Menanggapi aksi tersebut, Kasi Penkum Kejati Sulsel Soetarmi menyampaikan apresiasi kepada Koalisi Lintas Mahasiswa yang tetap menyampaikan aspirasi meski dalam kondisi hujan.
“Kami mengucapkan terima kasih dan apresiasi kepada rekan-rekan Koalisi Lintas Mahasiswa yang hari ini hadir menyampaikan pernyataan sikap terkait penanganan tindak pidana korupsi pengadaan bibit murbei di Kabupaten Wajo,” kata Soetarmi.
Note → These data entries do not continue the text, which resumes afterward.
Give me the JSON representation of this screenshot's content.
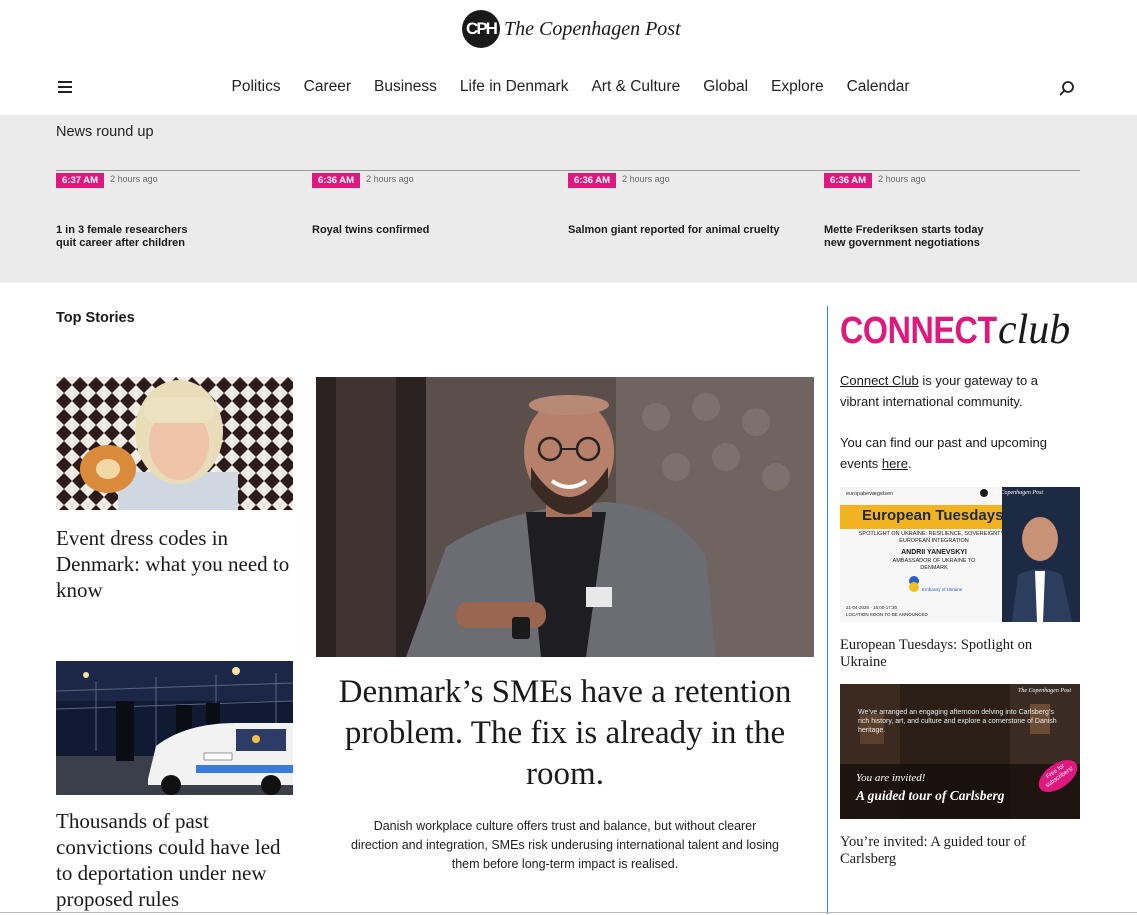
{
  "brand": {
    "mark": "CPH",
    "name": "The Copenhagen Post"
  },
  "nav": {
    "items": [
      "Politics",
      "Career",
      "Business",
      "Life in Denmark",
      "Art & Culture",
      "Global",
      "Explore",
      "Calendar"
    ]
  },
  "roundup": {
    "title": "News round up",
    "items": [
      {
        "time": "6:37 AM",
        "ago": "2 hours ago",
        "headline": "1 in 3 female researchers quit career after children"
      },
      {
        "time": "6:36 AM",
        "ago": "2 hours ago",
        "headline": "Royal twins confirmed"
      },
      {
        "time": "6:36 AM",
        "ago": "2 hours ago",
        "headline": "Salmon giant reported for animal cruelty"
      },
      {
        "time": "6:36 AM",
        "ago": "2 hours ago",
        "headline": "Mette Frederiksen starts today new government negotiations"
      }
    ]
  },
  "top_stories": {
    "heading": "Top Stories",
    "story1": {
      "title": "Event dress codes in Denmark: what you need to know"
    },
    "story2": {
      "title": "Thousands of past convictions could have led to deportation under new proposed rules"
    },
    "hero": {
      "title": "Denmark’s SMEs have a retention problem. The fix is already in the room.",
      "summary": "Danish workplace culture offers trust and balance, but without clearer direction and integration, SMEs risk underusing international talent and losing them before long-term impact is realised."
    }
  },
  "sidebar": {
    "connect_word": "CONNECT",
    "club_word": "club",
    "intro_link": "Connect Club",
    "intro_rest": " is your gateway to a vibrant international community.",
    "events_text": "You can find our past and upcoming events ",
    "events_link": "here",
    "events_end": ".",
    "promo1": {
      "brand_left": "europabevægelsen",
      "brand_right": "The Copenhagen Post",
      "title": "European Tuesdays",
      "spotlight": "SPOTLIGHT ON UKRAINE: RESILIENCE, SOVEREIGNTY & EUROPEAN INTEGRATION",
      "speaker": "ANDRII YANEVSKYI",
      "role": "AMBASSADOR OF UKRAINE TO DENMARK",
      "embassy": "Embassy of Ukraine",
      "when": "21-04-2026 · 16:00-17:30",
      "where": "LOCATION SOON TO BE ANNOUNCED",
      "caption": "European Tuesdays: Spotlight on Ukraine"
    },
    "promo2": {
      "brand": "The Copenhagen Post",
      "blurb": "We’ve arranged an engaging afternoon delving into Carlsberg’s rich history, art, and culture and explore a cornerstone of Danish heritage.",
      "invite": "You are invited!",
      "tour": "A guided tour of Carlsberg",
      "badge": "Free for subscribers!",
      "caption": "You’re invited: A guided tour of Carlsberg"
    }
  },
  "colors": {
    "accent": "#e0187d",
    "rule": "#2a8fa3",
    "band": "#ebebeb",
    "promo_gold": "#f0a81e"
  }
}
Soetarmi menegaskan bahwa perkara tersebut telah masuk tahap penyidikan sebagaimana diatur dalam Kitab Undang-Undang Hukum Acara Pidana (KUHAP).
“Penyidikan adalah serangkaian tindakan penyidik untuk mencari dan mengumpulkan bukti, yang dengan bukti itu dapat membuat terang tindak pidana serta menentukan tersangka. Fokus kami adalah pembuktian,” jelasnya.
Ia mengungkapkan bahwa dalam perkara tersebut telah ditetapkan satu orang tersangka, dan proses penetapan itu telah diuji melalui mekanisme praperadilan.
“Praperadilan telah dilalui dan putusannya memerintahkan penyidik untuk melanjutkan dan menuntaskan proses penyidikan. Putusan tersebut adalah putusan hukum yang wajib kita hormati,” ujarnya.
Lebih lanjut, Soetarmi menegaskan bahwa penyidikan masih berjalan dan terus dikembangkan, termasuk kemungkinan penetapan tersangka lain.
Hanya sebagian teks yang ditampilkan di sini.